The crucial court case to decide whether the government or parliament can trigger Britain's exit from the European Union (EU) came to a close in London Thursday.
The 11 judges of the Supreme Court, all sitting together for the first time in the court's history, will now deliberate over Christmas and New Year and deliver their verdict in January.
Although legal and political commentators have speculated that the judges will side with parliament, there was no hint of which way the decision will go when the president of the court Lord Neuberger made his closing comments, becoming the last person to speak in one of the most important cases ever to come before a British court.

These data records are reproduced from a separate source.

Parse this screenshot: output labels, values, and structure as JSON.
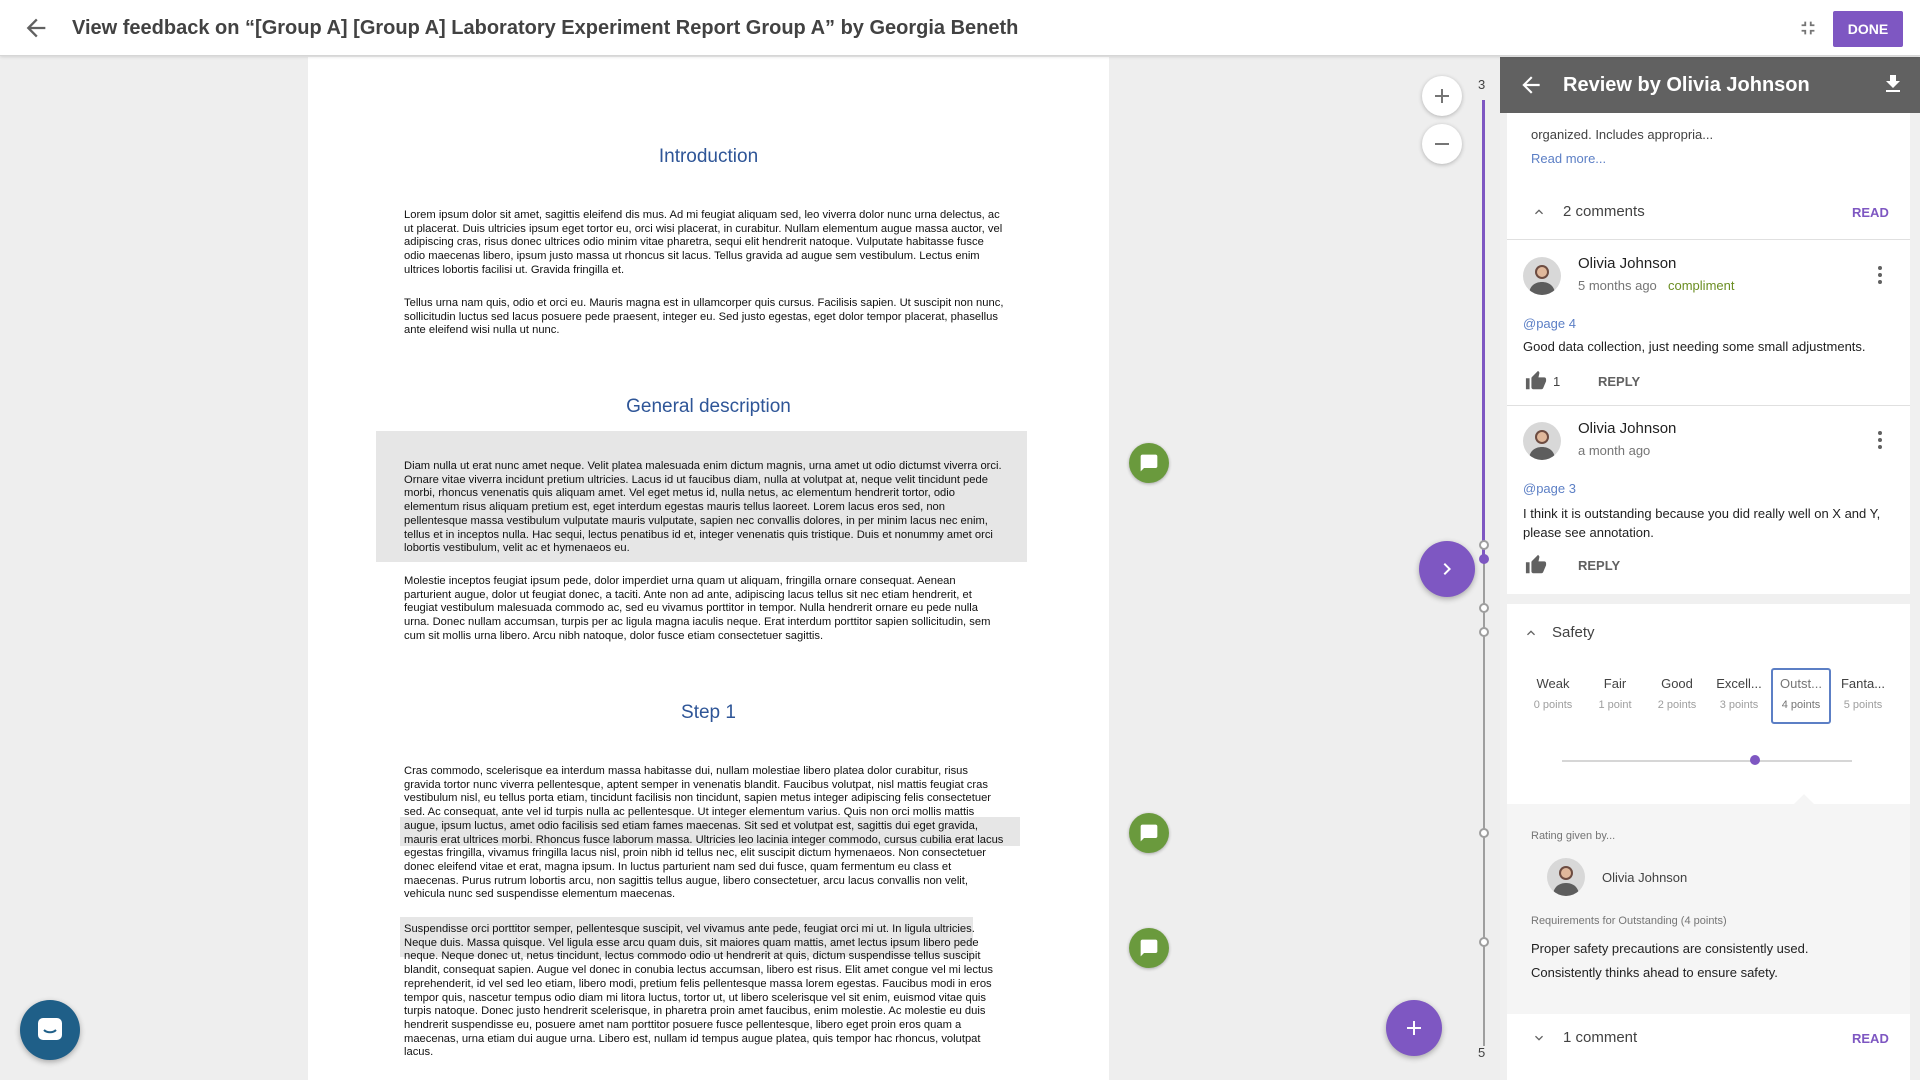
{
  "header": {
    "title": "View feedback on “[Group A] [Group A] Laboratory Experiment Report Group A” by Georgia Beneth",
    "done_label": "DONE"
  },
  "document": {
    "sections": [
      {
        "heading": "Introduction",
        "paragraphs": [
          "Lorem ipsum dolor sit amet, sagittis eleifend dis mus. Ad mi feugiat aliquam sed, leo viverra dolor nunc urna delectus, ac ut placerat. Duis ultricies ipsum eget tortor eu, orci wisi placerat, in curabitur. Nullam elementum augue massa auctor, vel adipiscing cras, risus donec ultrices odio minim vitae pharetra, sequi elit hendrerit natoque. Vulputate habitasse fusce odio maecenas libero, ipsum justo massa ut rhoncus sit lacus. Tellus gravida ad augue sem vestibulum. Lectus enim ultrices lobortis facilisi ut. Gravida fringilla et.",
          "Tellus urna nam quis, odio et orci eu. Mauris magna est in ullamcorper quis cursus. Facilisis sapien. Ut suscipit non nunc, sollicitudin luctus sed lacus posuere pede praesent, integer eu. Sed justo egestas, eget dolor tempor placerat, phasellus ante eleifend wisi nulla ut nunc."
        ]
      },
      {
        "heading": "General description",
        "paragraphs": [
          "Diam nulla ut erat nunc amet neque. Velit platea malesuada enim dictum magnis, urna amet ut odio dictumst viverra orci. Ornare vitae viverra incidunt pretium ultricies. Lacus id ut faucibus diam, nulla at volutpat at, neque velit tincidunt pede morbi, rhoncus venenatis quis aliquam amet. Vel eget metus id, nulla netus, ac elementum hendrerit tortor, odio elementum risus aliquam pretium est, eget interdum egestas mauris tellus laoreet. Lorem lacus eros sed, non pellentesque massa vestibulum vulputate mauris vulputate, sapien nec convallis dolores, in per minim lacus nec enim, tellus et in inceptos nulla. Hac sequi, lectus penatibus id et, integer venenatis quis tristique. Duis et nonummy amet orci lobortis vestibulum, velit ac et hymenaeos eu.",
          "Molestie inceptos feugiat ipsum pede, dolor imperdiet urna quam ut aliquam, fringilla ornare consequat. Aenean parturient augue, dolor ut feugiat donec, a taciti. Ante non ad ante, adipiscing lacus tellus sit nec etiam hendrerit, et feugiat vestibulum malesuada commodo ac, sed eu vivamus porttitor in tempor. Nulla hendrerit ornare eu pede nulla urna. Donec nullam accumsan, turpis per ac ligula magna iaculis neque. Erat interdum porttitor sapien sollicitudin, sem cum sit mollis urna libero. Arcu nibh natoque, dolor fusce etiam consectetuer sagittis."
        ]
      },
      {
        "heading": "Step 1",
        "paragraphs": [
          "Cras commodo, scelerisque ea interdum massa habitasse dui, nullam molestiae libero platea dolor curabitur, risus gravida tortor nunc viverra pellentesque, aptent semper in venenatis blandit. Faucibus volutpat, nisl mattis feugiat cras vestibulum nisl, eu tellus porta etiam, tincidunt facilisis non tincidunt, sapien metus integer adipiscing felis consectetuer sed. Ac consequat, ante vel id turpis nulla ac pellentesque. Ut integer elementum varius. Quis non orci mollis mattis augue, ipsum luctus, amet odio facilisis sed etiam fames maecenas. Sit sed et volutpat est, sagittis dui eget gravida, mauris erat ultrices morbi. Rhoncus fusce laborum massa. Ultricies leo lacinia integer commodo, cursus cubilia erat lacus egestas fringilla, vivamus fringilla lacus nisl, proin nibh id tellus nec, elit suscipit dictum hymenaeos. Non consectetuer donec eleifend vitae et erat, magna ipsum. In luctus parturient nam sed dui fusce, quam fermentum eu class et maecenas. Purus rutrum lobortis arcu, non sagittis tellus augue, libero consectetuer, arcu lacus convallis non velit, vehicula nunc sed suspendisse elementum maecenas.",
          "Suspendisse orci porttitor semper, pellentesque suscipit, vel vivamus ante pede, feugiat orci mi ut. In ligula ultricies. Neque duis. Massa quisque. Vel ligula esse arcu quam duis, sit maiores quam mattis, amet lectus ipsum libero pede neque. Neque donec ut, netus tincidunt, lectus commodo odio ut hendrerit at quis, dictum suspendisse tellus suscipit blandit, consequat sapien. Augue vel donec in conubia lectus accumsan, libero est risus. Elit amet congue vel mi lectus reprehenderit, id vel sed leo etiam, libero modi, pretium felis pellentesque massa lorem egestas. Faucibus modi in eros tempor quis, nascetur tempus odio diam mi litora luctus, tortor ut, ut libero scelerisque vel sit enim, euismod vitae quis turpis natoque. Donec justo hendrerit scelerisque, in pharetra proin amet faucibus, enim molestie. Ac molestie eu duis hendrerit suspendisse eu, posuere amet nam porttitor posuere fusce pellentesque, libero eget proin eros quam a maecenas, urna etiam dui augue urna. Libero est, nullam id tempus augue platea, quis tempor hac rhoncus, volutpat lacus."
        ]
      }
    ]
  },
  "timeline": {
    "top_number": "3",
    "bottom_number": "5"
  },
  "panel": {
    "title": "Review by Olivia Johnson",
    "summary_text": "organized. Includes appropria...",
    "read_more": "Read more...",
    "comments_header": {
      "count_label": "2 comments",
      "action": "READ"
    },
    "comments": [
      {
        "author": "Olivia Johnson",
        "time": "5 months ago",
        "tag": "compliment",
        "page_ref": "@page 4",
        "text": "Good data collection, just needing some small adjustments.",
        "likes": "1",
        "reply_label": "REPLY"
      },
      {
        "author": "Olivia Johnson",
        "time": "a month ago",
        "tag": "",
        "page_ref": "@page 3",
        "text": "I think it is outstanding because you did really well on X and Y, please see annotation.",
        "likes": "",
        "reply_label": "REPLY"
      }
    ],
    "criterion": {
      "name": "Safety",
      "levels": [
        {
          "name": "Weak",
          "points": "0 points"
        },
        {
          "name": "Fair",
          "points": "1 point"
        },
        {
          "name": "Good",
          "points": "2 points"
        },
        {
          "name": "Excell...",
          "points": "3 points"
        },
        {
          "name": "Outst...",
          "points": "4 points"
        },
        {
          "name": "Fanta...",
          "points": "5 points"
        }
      ],
      "selected_index": 4,
      "slider_value": 4,
      "slider_max": 5,
      "rating_given_by_label": "Rating given by...",
      "rater": "Olivia Johnson",
      "requirements_label": "Requirements for Outstanding (4 points)",
      "requirements_text": "Proper safety precautions are consistently used. Consistently thinks ahead to ensure safety."
    },
    "bottom_comments": {
      "count_label": "1 comment",
      "action": "READ"
    }
  },
  "colors": {
    "accent": "#7e57c2",
    "panel_header": "#616161",
    "link": "#5c7fc5",
    "heading": "#2e5597",
    "comment_pin": "#6a9a3d",
    "tag": "#6b8e23"
  }
}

"It bears repeating that we are not being asked to overturn the result of the EU Referendum. The ultimate question in this case concerns the process by which that result can lawfully be brought into effect. As we have heard, that question raises important constitutional issues, and we will now take time to ensure that the many arguments which have been presented to us orally and in writing are given full and proper consideration," he said in court. "We appreciate that this case should be resolved as quickly as possible, and we will do our best to achieve that."
During the four-day hearing, 13 leading law barristers have argued on both sides. The government's legal team, led by attorney general Jeremy Wright, say Theresa May's government has the right to trigger article 50, the mechanism that starts the EU exit process.
He has said the parliamentary act that paved the way for a referendum handed the final decision on remaining or leaving to the British public. On June 23, by a margin of 52 to 48, the people voted to leave.
The government says its job is to enact the democratic will of the British people and leave the EU.
Government barrister James Eadie repeated in the closing stages on Thursday that the parliament had wanted ministers to have a "prerogative" power to serve notice under Article 50 of the Lisbon Treaty that the Britain was leaving the EU.
Eadie referred to the vote by lawmakers in the House of Commons on Wednesday when by a landslide majority the government's planned timetable to trigger article 50 by the end of March was backed.
On the opposite side, lawyers representing wealthy businesswoman Gina Miller and others, have argued that the parliament, and not the government, should be the driving force in triggering the exit process.
Miller, who self-funded her legal battle, has faced a barrage of threats, including violence, during the weeks of the legal battle which initially started in the high court. There the judges sided with her and said the parliament must be consulted and involved in the Brexit process.
That prompted Prime Minister Theresa May's government to appeal, leading to the latest hearing in the Supreme Court.
May plans to trigger article 50 by the end of March, no matter what the Supreme Court decides.
Behind the scenes May's legal team are already drawing up provisions for a parliamentary bill to be fast tracked through parliament if the judges again agree with Gina Miller, and order that parliament should be in the driving seat.
Worryingly for May, some MPs and Lords have threatened to attempt to delay the Brexit program or demand a re-run of the referendum.